Our first response to the Government's plan to keep young people in some form of education or training until they reach the age of 18 is to ask why the timetable for the change is so long drawn out. Why wait until 2015, and risk a change of heart by another government, for a measure that is so obviously desirable? It is more than 30 years since education was made compulsory until 16. Compared with other industrialised countries, Britain has a relatively large number of 16- to 18-year-olds not in education, training or work - and the proportion has been growing. We also fare badly in international comparisons of skills and productivity. Much more needs to be done to prepare school-leavers for an economy where skills will be of the essence.

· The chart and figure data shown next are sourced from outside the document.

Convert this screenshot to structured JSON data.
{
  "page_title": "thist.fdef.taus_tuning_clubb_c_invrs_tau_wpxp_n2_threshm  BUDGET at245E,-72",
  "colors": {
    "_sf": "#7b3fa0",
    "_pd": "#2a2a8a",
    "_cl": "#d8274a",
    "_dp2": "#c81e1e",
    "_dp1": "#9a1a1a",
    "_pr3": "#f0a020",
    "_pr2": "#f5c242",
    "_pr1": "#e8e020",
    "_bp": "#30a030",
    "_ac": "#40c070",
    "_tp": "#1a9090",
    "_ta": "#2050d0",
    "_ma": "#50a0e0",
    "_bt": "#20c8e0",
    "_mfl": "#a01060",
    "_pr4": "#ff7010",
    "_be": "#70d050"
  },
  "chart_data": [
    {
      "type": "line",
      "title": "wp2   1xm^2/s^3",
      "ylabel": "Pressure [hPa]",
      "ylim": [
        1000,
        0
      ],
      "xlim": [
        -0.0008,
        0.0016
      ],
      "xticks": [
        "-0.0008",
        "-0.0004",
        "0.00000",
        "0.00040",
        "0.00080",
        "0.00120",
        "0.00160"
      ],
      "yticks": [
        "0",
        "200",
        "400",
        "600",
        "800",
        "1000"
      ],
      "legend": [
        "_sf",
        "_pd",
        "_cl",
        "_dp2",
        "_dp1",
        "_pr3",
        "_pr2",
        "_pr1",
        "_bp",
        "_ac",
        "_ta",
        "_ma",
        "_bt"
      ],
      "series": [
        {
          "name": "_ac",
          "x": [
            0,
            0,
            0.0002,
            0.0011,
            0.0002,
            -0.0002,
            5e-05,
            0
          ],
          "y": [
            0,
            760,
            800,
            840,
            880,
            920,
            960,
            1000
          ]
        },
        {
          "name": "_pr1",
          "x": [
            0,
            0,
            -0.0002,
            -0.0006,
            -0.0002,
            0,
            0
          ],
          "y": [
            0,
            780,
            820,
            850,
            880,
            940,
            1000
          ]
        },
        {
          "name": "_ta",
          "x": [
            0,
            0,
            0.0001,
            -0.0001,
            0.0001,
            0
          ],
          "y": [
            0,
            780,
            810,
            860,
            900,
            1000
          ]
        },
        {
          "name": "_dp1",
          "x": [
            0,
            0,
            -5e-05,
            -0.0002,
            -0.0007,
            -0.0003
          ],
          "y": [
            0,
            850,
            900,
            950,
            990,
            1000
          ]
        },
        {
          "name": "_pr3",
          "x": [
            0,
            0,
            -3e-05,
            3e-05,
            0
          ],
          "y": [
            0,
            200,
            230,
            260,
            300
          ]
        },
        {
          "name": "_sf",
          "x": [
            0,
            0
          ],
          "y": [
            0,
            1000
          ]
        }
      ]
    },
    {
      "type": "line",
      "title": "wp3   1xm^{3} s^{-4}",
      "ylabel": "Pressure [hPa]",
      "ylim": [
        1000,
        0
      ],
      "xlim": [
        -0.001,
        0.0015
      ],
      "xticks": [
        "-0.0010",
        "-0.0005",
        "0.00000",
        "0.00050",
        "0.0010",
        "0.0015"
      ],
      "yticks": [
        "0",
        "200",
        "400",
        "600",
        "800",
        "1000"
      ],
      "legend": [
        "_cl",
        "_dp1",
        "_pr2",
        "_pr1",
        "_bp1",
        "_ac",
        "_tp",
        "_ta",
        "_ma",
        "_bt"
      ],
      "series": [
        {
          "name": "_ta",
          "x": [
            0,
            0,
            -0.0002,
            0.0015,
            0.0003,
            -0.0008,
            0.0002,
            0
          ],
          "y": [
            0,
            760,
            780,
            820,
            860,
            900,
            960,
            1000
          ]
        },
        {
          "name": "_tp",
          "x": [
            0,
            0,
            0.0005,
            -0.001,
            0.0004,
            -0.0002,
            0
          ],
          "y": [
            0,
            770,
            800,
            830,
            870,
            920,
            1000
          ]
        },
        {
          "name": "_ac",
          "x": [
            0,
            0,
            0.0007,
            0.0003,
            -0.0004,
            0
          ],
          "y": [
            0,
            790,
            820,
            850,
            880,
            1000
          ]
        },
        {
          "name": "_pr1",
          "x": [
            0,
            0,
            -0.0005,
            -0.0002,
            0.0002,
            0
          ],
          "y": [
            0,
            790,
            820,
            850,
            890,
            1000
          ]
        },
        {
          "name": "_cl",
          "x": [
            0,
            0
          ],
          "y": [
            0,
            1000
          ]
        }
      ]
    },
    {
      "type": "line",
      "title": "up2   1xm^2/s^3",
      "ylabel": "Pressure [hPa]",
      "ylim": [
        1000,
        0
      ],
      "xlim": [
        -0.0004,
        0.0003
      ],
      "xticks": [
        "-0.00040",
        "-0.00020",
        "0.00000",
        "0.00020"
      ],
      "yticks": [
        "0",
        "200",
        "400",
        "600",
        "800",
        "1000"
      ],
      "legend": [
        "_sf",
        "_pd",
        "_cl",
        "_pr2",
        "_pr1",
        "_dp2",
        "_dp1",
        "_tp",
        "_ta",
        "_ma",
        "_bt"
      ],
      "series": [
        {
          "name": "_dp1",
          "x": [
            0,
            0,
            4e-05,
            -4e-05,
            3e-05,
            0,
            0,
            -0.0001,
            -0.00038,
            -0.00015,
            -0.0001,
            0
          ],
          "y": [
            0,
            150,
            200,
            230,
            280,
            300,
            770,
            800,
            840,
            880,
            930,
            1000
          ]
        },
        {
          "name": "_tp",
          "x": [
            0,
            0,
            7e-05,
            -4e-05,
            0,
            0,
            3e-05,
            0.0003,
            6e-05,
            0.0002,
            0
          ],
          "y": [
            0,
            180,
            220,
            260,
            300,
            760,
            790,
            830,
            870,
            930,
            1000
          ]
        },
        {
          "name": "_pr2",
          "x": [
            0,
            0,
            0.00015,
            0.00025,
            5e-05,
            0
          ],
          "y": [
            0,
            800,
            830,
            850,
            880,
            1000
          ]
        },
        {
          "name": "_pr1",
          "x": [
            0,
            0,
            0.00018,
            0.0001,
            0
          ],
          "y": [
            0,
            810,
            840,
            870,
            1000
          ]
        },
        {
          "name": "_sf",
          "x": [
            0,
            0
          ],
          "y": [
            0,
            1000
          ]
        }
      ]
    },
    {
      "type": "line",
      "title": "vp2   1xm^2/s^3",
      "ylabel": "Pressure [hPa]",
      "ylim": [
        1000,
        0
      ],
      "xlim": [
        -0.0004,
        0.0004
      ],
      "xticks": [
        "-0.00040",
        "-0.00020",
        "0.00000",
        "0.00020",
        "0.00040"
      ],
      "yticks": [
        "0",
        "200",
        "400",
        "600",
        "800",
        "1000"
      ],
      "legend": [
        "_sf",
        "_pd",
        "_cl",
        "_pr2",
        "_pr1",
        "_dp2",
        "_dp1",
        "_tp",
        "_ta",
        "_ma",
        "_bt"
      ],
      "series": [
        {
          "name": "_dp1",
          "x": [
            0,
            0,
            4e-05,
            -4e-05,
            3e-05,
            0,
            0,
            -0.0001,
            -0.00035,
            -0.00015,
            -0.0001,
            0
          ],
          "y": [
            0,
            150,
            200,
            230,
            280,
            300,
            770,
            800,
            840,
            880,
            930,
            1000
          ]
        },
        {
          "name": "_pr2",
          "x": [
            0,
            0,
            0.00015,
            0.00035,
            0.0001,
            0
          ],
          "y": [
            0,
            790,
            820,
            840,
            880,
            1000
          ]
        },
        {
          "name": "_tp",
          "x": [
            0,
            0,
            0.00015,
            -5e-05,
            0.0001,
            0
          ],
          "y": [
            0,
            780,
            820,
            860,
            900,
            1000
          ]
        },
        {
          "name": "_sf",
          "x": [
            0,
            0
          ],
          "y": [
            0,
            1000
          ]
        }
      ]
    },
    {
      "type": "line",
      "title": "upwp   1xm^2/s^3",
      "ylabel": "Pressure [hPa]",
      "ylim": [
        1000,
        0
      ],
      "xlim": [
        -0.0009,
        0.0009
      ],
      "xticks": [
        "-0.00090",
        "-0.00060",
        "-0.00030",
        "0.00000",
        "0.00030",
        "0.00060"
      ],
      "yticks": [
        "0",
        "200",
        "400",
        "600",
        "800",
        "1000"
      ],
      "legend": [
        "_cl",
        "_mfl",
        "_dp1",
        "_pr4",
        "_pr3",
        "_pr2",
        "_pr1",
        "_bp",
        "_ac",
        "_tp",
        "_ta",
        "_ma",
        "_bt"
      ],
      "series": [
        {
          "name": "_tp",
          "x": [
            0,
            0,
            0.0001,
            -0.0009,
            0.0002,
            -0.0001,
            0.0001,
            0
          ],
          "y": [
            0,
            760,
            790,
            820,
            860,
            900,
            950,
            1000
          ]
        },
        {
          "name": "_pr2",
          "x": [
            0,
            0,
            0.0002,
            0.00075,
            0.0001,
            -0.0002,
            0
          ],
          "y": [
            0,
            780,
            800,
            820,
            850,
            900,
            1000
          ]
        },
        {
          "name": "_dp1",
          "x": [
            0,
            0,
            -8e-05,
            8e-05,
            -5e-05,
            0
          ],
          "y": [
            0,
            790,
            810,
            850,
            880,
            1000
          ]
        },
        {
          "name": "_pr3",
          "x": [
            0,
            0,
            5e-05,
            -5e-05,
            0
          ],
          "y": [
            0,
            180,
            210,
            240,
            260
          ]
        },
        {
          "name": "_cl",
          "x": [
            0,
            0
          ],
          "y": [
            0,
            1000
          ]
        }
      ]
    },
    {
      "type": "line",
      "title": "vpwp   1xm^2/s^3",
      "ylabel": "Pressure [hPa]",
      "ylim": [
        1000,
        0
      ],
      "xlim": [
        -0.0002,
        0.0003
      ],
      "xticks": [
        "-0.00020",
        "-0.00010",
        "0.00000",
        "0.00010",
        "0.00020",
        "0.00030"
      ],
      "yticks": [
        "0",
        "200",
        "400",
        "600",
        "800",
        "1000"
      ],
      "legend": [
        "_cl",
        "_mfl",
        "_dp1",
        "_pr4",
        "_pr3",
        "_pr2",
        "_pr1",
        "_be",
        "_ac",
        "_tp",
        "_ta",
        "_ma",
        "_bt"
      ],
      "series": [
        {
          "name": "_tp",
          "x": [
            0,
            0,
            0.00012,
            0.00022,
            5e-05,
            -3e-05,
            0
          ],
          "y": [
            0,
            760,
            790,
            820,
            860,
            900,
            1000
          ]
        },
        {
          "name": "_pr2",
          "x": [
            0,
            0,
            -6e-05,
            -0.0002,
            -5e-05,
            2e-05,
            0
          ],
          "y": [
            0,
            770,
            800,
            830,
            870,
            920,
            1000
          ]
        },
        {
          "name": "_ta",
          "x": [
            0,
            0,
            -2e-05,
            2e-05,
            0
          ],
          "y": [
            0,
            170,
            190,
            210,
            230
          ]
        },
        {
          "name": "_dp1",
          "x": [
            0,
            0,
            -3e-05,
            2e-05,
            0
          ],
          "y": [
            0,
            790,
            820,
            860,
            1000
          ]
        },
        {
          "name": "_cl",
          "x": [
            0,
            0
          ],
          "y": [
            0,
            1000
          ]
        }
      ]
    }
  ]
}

There are, however, several awkward realities that must be taken into account. The first is that, while a statutory requirement to participate in another two years of formal education might change the mentality of some pupils - it might, for instance, encourage some who currently leave school at 16 just because they can, to stay on to obtain useful qualifications - by no means all 16-year-olds may take that attitude. Bored by the rigidities of the National Curriculum, perhaps already truanting, these pupils would feel only resentment about being compelled to continue learning. In some poorer families, too, their pay packets might be sorely missed.

The option, broached yesterday, of formal warnings, fixed penalties, and eventually prosecution for those who drop out, risks not only alienating, but criminalising another group of young people. We already have misgivings about the effect of breached Antisocial Behaviour Orders that lead to criminal convictions. Are we to see 16- and 17-year-olds receiving a criminal record for not going to class? And if there are no penalties for non-participation, what are the alternatives? An extension of the existing educational maintenance allowances for over-16s might not provide enough of an incentive.

The most welcome aspect of the Education Secretary's announcement yesterday was his insistence that "we are not going to chain young people to the desk and make them do quadratic equations". If the less academically inclined are to gain something from their extra two years in education, new, more practical, courses must be devised; real training must be on offer, and a sufficient number of apprenticeships. The Government may well expect employers to help fund such courses, but that may be optimistic. Public money, probably quite a lot of it, will be needed. If the result is fewer unoccupied teenagers and a workforce equipped with modern skills, the time and money will have been well spent.